I realized as I was coming home yesterday that working at Walmart wouldn't be working with a shining example of humanity either. I'm sure that rude customer a-holes are much worse than the BS I deal with at work. So now I don't know...


horn_of_plenty on 07/01/2021:
i'm loving this new month. Honestly, it's a relaxed atmosphere right now in my job trailer. I'm really thankful because it's sort of the release / break i needed to feel at this point. Plus being able to take days off with ease because it's summer - July is welcome! :)

Do you think that this "overdrive" that nice lady is in will last? sometimes people push it, but usually they slow back down again...

you can always use half the boullion and then it'd be like using half the salt of the package..

My TOM also started a little early. I think the others' cycles in the trailer has caused that. i don't mind ;)

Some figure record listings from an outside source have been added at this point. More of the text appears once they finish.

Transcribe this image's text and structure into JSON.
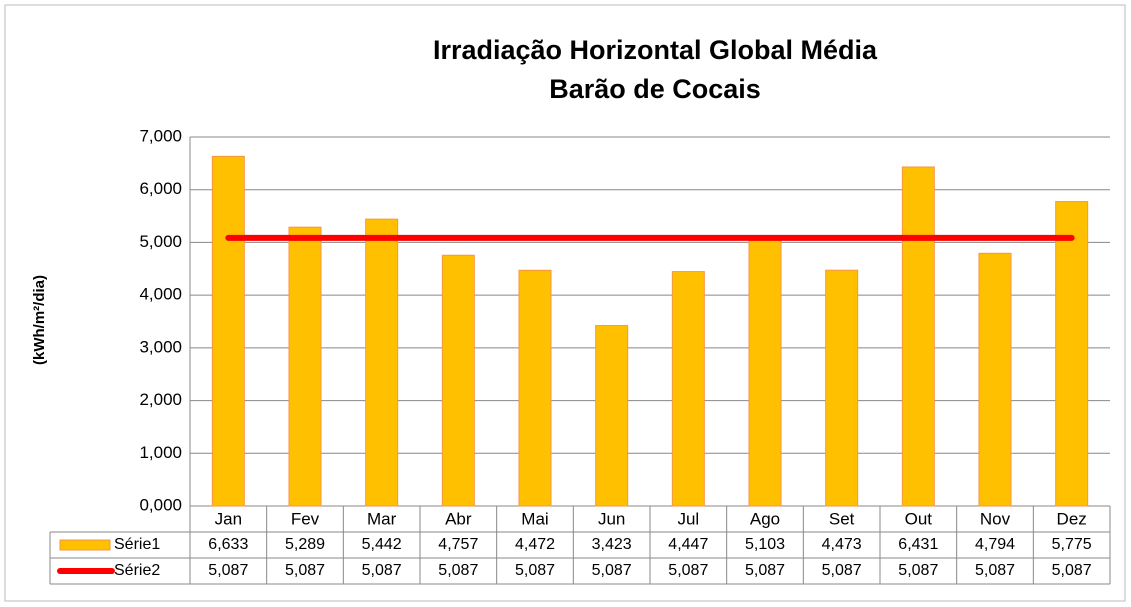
{
  "chart_data": {
    "type": "bar",
    "title": "Irradiação Horizontal Global Média",
    "subtitle": "Barão de Cocais",
    "y_label": "(kWh/m²/dia)",
    "categories": [
      "Jan",
      "Fev",
      "Mar",
      "Abr",
      "Mai",
      "Jun",
      "Jul",
      "Ago",
      "Set",
      "Out",
      "Nov",
      "Dez"
    ],
    "series": [
      {
        "name": "Série1",
        "type": "bar",
        "color": "#FFC000",
        "values": [
          6.633,
          5.289,
          5.442,
          4.757,
          4.472,
          3.423,
          4.447,
          5.103,
          4.473,
          6.431,
          4.794,
          5.775
        ],
        "value_labels": [
          "6,633",
          "5,289",
          "5,442",
          "4,757",
          "4,472",
          "3,423",
          "4,447",
          "5,103",
          "4,473",
          "6,431",
          "4,794",
          "5,775"
        ]
      },
      {
        "name": "Série2",
        "type": "line",
        "color": "#FF0000",
        "values": [
          5.087,
          5.087,
          5.087,
          5.087,
          5.087,
          5.087,
          5.087,
          5.087,
          5.087,
          5.087,
          5.087,
          5.087
        ],
        "value_labels": [
          "5,087",
          "5,087",
          "5,087",
          "5,087",
          "5,087",
          "5,087",
          "5,087",
          "5,087",
          "5,087",
          "5,087",
          "5,087",
          "5,087"
        ]
      }
    ],
    "ylim": [
      0,
      7
    ],
    "yticks": [
      {
        "value": 0,
        "label": "0,000"
      },
      {
        "value": 1,
        "label": "1,000"
      },
      {
        "value": 2,
        "label": "2,000"
      },
      {
        "value": 3,
        "label": "3,000"
      },
      {
        "value": 4,
        "label": "4,000"
      },
      {
        "value": 5,
        "label": "5,000"
      },
      {
        "value": 6,
        "label": "6,000"
      },
      {
        "value": 7,
        "label": "7,000"
      }
    ],
    "grid": true
  }
}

so happy you can now use the weight bench and squat rack.

i'm a big fan of your pushup goals. pushups are what i attribute my stronger looking upper body to - almost entirely.

have a good day - today i may walk outside for cardio - after a big rain storm, it's quite nice and comfortable. tomorrow it may rain!

Donkey on 07/02/2021:
I think Nice Lady is trying to earn the extra money she gets for doing these certain tasks while she can, because she knows very soon, someone else will be doing these things.